2. Manfaat Teoretis dan Akademis
Menambah pengetahuan bagi perkembangan studi akuntansi dan pajak dengan
memberikan gambaran faktor yang mempengaruhi perusahaan mengambil
keputusan untuk melakukan praktik transfer pricing, khususnya perusahaan
manufaktur multinasional di Indonesia dan menambah referensi untuk
penelitian di masa yang akan datang.
1.5
Lokasi dan Waktu Penelitian
Penelitian ini dilakukan pada perusahaan manufaktur yang terdaftar di
Bursa Efek Indonesia. Penelitian dilakukan secara tidak langsung dengan
mengambil data laporan keuangan tahunan dan laporan auditor independen ke
Kantor Perwakilan Bursa Efek Indonesia Bandung yang beralamat di Jalan PHH.
Mustofa No. 33 Bandung. Penelitian ini dilaksanakan mulai dari Agustus sampai
dengan November 2016.
11
1.6
Sistematika Penulisan
Penulisan skripsi ini menggunakan sistematika sebagai berikut:
BAB I : PENDAHULUAN
Bab ini menguraikan tentang latar belakang masalah yang mendorong
peneliti melakukan penelitian ini. Dalam bab ini juga diuraikan
perumusan masalah, tujuan dan manfaat dari penelitian ini. Bagian akhir
bab ini menguraikan mengenai sistematika penulisan.
BAB II : TINJAUAN PUSTAKA DAN HIPOTESIS PENELITIAN
Bab ini menguraikan tentang tinjauan pustaka dari teori yang digunakan
dalam penelitian ini.

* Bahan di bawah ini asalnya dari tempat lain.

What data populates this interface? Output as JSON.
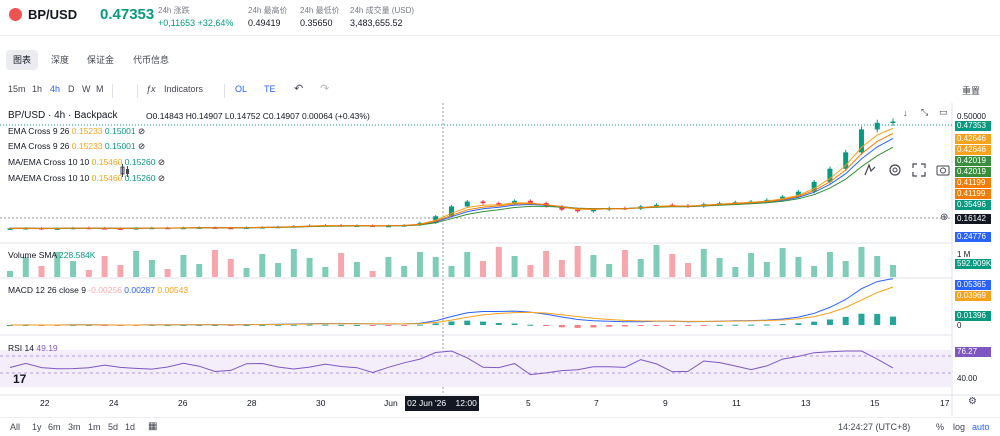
{
  "ticker": {
    "pair": "BP/USD",
    "last_price": "0.47353",
    "stats": [
      {
        "label": "24h 涨跌",
        "value": "+0,11653 +32,64%",
        "up": true
      },
      {
        "label": "24h 最高价",
        "value": "0.49419",
        "up": false
      },
      {
        "label": "24h 最低价",
        "value": "0.35650",
        "up": false
      },
      {
        "label": "24h 成交量 (USD)",
        "value": "3,483,655.52",
        "up": false
      }
    ]
  },
  "tabs": [
    "图表",
    "深度",
    "保证金",
    "代币信息"
  ],
  "toolbar": {
    "intervals": [
      "15m",
      "1h",
      "4h",
      "D",
      "W",
      "M"
    ],
    "active_interval": "4h",
    "indicators_label": "Indicators",
    "ol_label": "OL",
    "te_label": "TE",
    "reset_label": "重置"
  },
  "legend": {
    "title": "BP/USD · 4h · Backpack",
    "ohlc": "O0.14843 H0.14907 L0.14752 C0.14907 0.00064 (+0.43%)",
    "indicators": [
      {
        "name": "EMA Cross 9 26",
        "v1": "0.15233",
        "v2": "0.15001"
      },
      {
        "name": "EMA Cross 9 26",
        "v1": "0.15233",
        "v2": "0.15001"
      },
      {
        "name": "MA/EMA Cross 10 10",
        "v1": "0.15460",
        "v2": "0.15260"
      },
      {
        "name": "MA/EMA Cross 10 10",
        "v1": "0.15460",
        "v2": "0.15260"
      }
    ],
    "volume": {
      "name": "Volume SMA",
      "value": "228.584K"
    },
    "macd": {
      "name": "MACD 12 26 close 9",
      "v1": "-0.00256",
      "v2": "0.00287",
      "v3": "0.00543"
    },
    "rsi": {
      "name": "RSI 14",
      "value": "49.19"
    }
  },
  "price_scale": {
    "top": "0.50000",
    "boxes": [
      {
        "text": "0.47353",
        "color": "#089981"
      },
      {
        "text": "0.42646",
        "color": "#f7a21b"
      },
      {
        "text": "0.42646",
        "color": "#f7a21b"
      },
      {
        "text": "0.42019",
        "color": "#388e3c"
      },
      {
        "text": "0.42019",
        "color": "#388e3c"
      },
      {
        "text": "0.41199",
        "color": "#f57c00"
      },
      {
        "text": "0.41199",
        "color": "#f57c00"
      },
      {
        "text": "0.35496",
        "color": "#089981"
      },
      {
        "text": "0.16142",
        "color": "#131722"
      },
      {
        "text": "0.24776",
        "color": "#2962ff"
      }
    ],
    "volume_top": "1 M",
    "volume_box": "592.909K",
    "macd_boxes": [
      "0.05365",
      "0.03969",
      "0.01396"
    ],
    "macd_zero": "0",
    "rsi_box": "76.27",
    "rsi_level": "40.00"
  },
  "time_axis": {
    "labels": [
      "22",
      "24",
      "26",
      "28",
      "30",
      "Jun",
      "5",
      "7",
      "9",
      "11",
      "13",
      "15",
      "17"
    ],
    "crosshair": "02 Jun '26    12:00"
  },
  "bottom": {
    "ranges": [
      "All",
      "1y",
      "6m",
      "3m",
      "1m",
      "5d",
      "1d"
    ],
    "clock": "14:24:27 (UTC+8)",
    "percent": "%",
    "log": "log",
    "auto": "auto"
  },
  "chart_data": {
    "type": "line",
    "price_close": [
      0.148,
      0.149,
      0.147,
      0.148,
      0.15,
      0.149,
      0.148,
      0.147,
      0.149,
      0.15,
      0.149,
      0.15,
      0.151,
      0.15,
      0.149,
      0.151,
      0.152,
      0.153,
      0.155,
      0.157,
      0.158,
      0.156,
      0.157,
      0.155,
      0.156,
      0.158,
      0.165,
      0.185,
      0.215,
      0.23,
      0.225,
      0.222,
      0.232,
      0.225,
      0.215,
      0.205,
      0.2,
      0.205,
      0.21,
      0.208,
      0.215,
      0.22,
      0.218,
      0.215,
      0.222,
      0.225,
      0.228,
      0.23,
      0.235,
      0.245,
      0.26,
      0.29,
      0.33,
      0.38,
      0.45,
      0.47,
      0.474
    ],
    "rsi_level": 40.0
  }
}
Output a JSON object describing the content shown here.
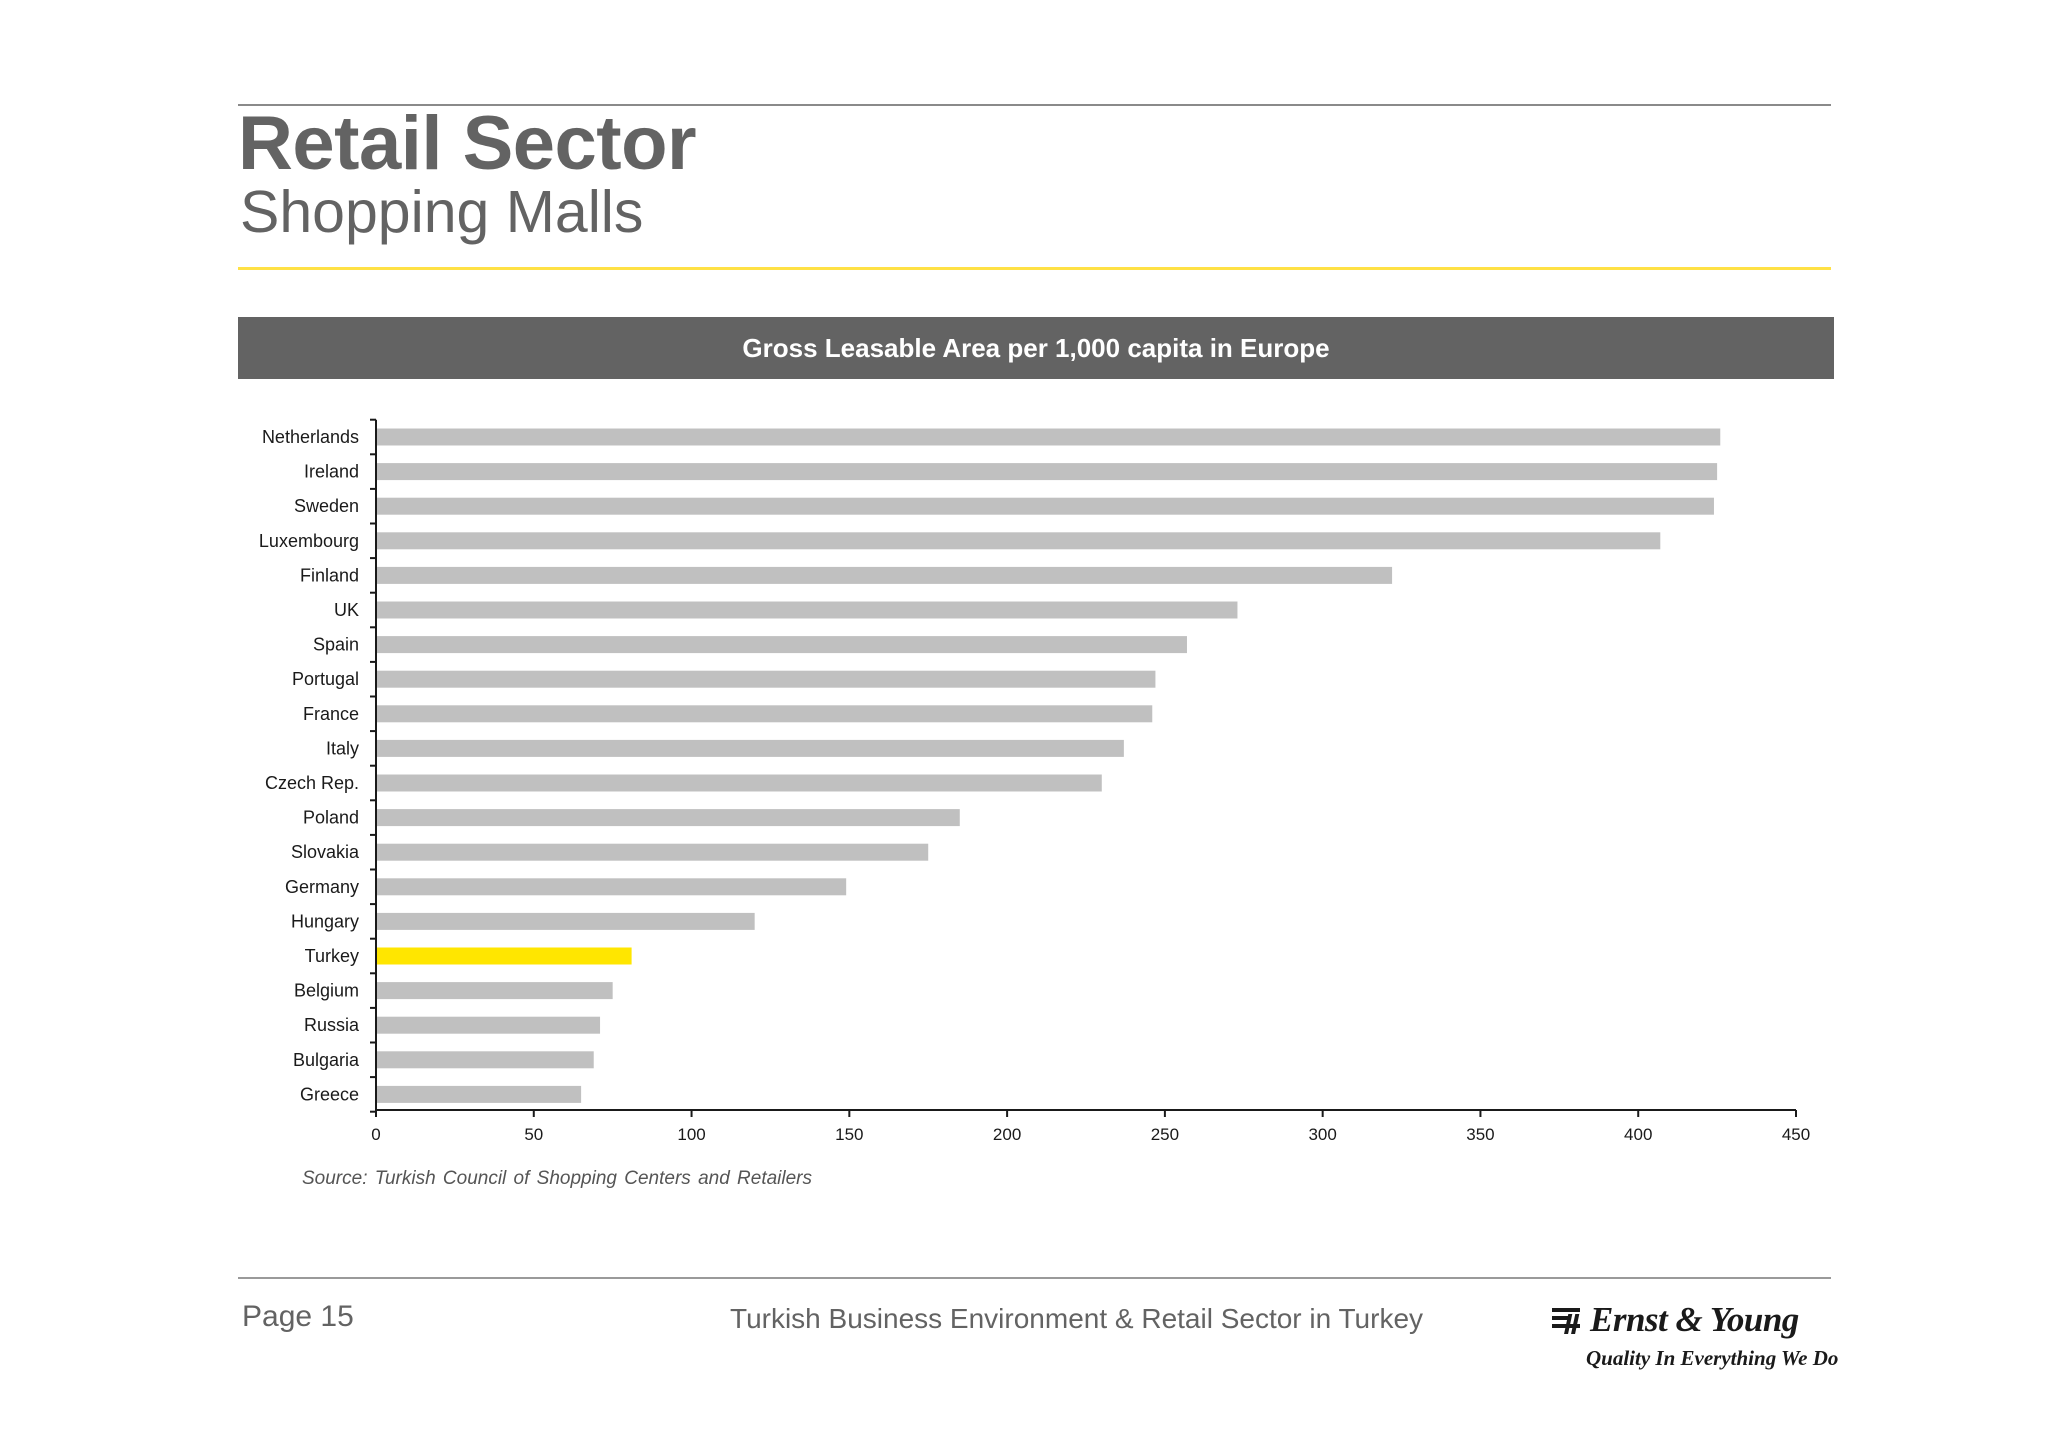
{
  "header": {
    "title": "Retail Sector",
    "subtitle": "Shopping Malls"
  },
  "banner": {
    "title": "Gross Leasable Area per 1,000 capita in Europe"
  },
  "chart_data": {
    "type": "bar",
    "orientation": "horizontal",
    "title": "Gross Leasable Area per 1,000 capita in Europe",
    "categories": [
      "Netherlands",
      "Ireland",
      "Sweden",
      "Luxembourg",
      "Finland",
      "UK",
      "Spain",
      "Portugal",
      "France",
      "Italy",
      "Czech Rep.",
      "Poland",
      "Slovakia",
      "Germany",
      "Hungary",
      "Turkey",
      "Belgium",
      "Russia",
      "Bulgaria",
      "Greece"
    ],
    "values": [
      426,
      425,
      424,
      407,
      322,
      273,
      257,
      247,
      246,
      237,
      230,
      185,
      175,
      149,
      120,
      81,
      75,
      71,
      69,
      65
    ],
    "highlight": "Turkey",
    "xlim": [
      0,
      450
    ],
    "xticks": [
      0,
      50,
      100,
      150,
      200,
      250,
      300,
      350,
      400,
      450
    ],
    "xlabel": "",
    "ylabel": "",
    "grid": false,
    "colors": {
      "bar": "#c0c0c0",
      "highlight": "#ffe600",
      "axis": "#1a1a1a"
    }
  },
  "source": "Source: Turkish Council of Shopping Centers and Retailers",
  "footer": {
    "page": "Page 15",
    "text": "Turkish Business Environment & Retail Sector in Turkey",
    "logo_name": "Ernst & Young",
    "logo_tagline": "Quality In Everything We Do"
  }
}
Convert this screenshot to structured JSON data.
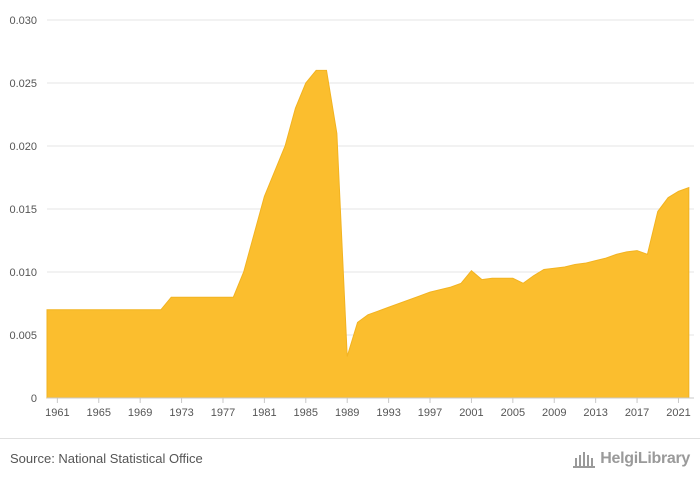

Dalam bab ini juga diuraikan tentang penelitian
terdahulu dan kerangka teoritis yang berguna untuk menunjang dan
menyusun penelitian ini, serta diuraikan pula mengenai hipotesis
penelitian.
BAB III : METODE PENELITIAN
Bab ini menguraikan tentang variabel penelitian dan definisi operasional,
jenis dan sumber data, metode pengumpulan data, dan metode analisis
data.
BAB IV : HASIL PENELITIAN DAN PEMBAHASAN
Bab ini menguraikan deskripsi objek penelitian, hasil analisis data, dan
pembahahasan terhadap hasil penelitian.
12
BAB V : PENUTUP
Bab ini merupakan bab terakhir penulisan skripsi. Bab ini memuat
simpulan, keterbatasan dan saran untuk penelitian selanjutnya.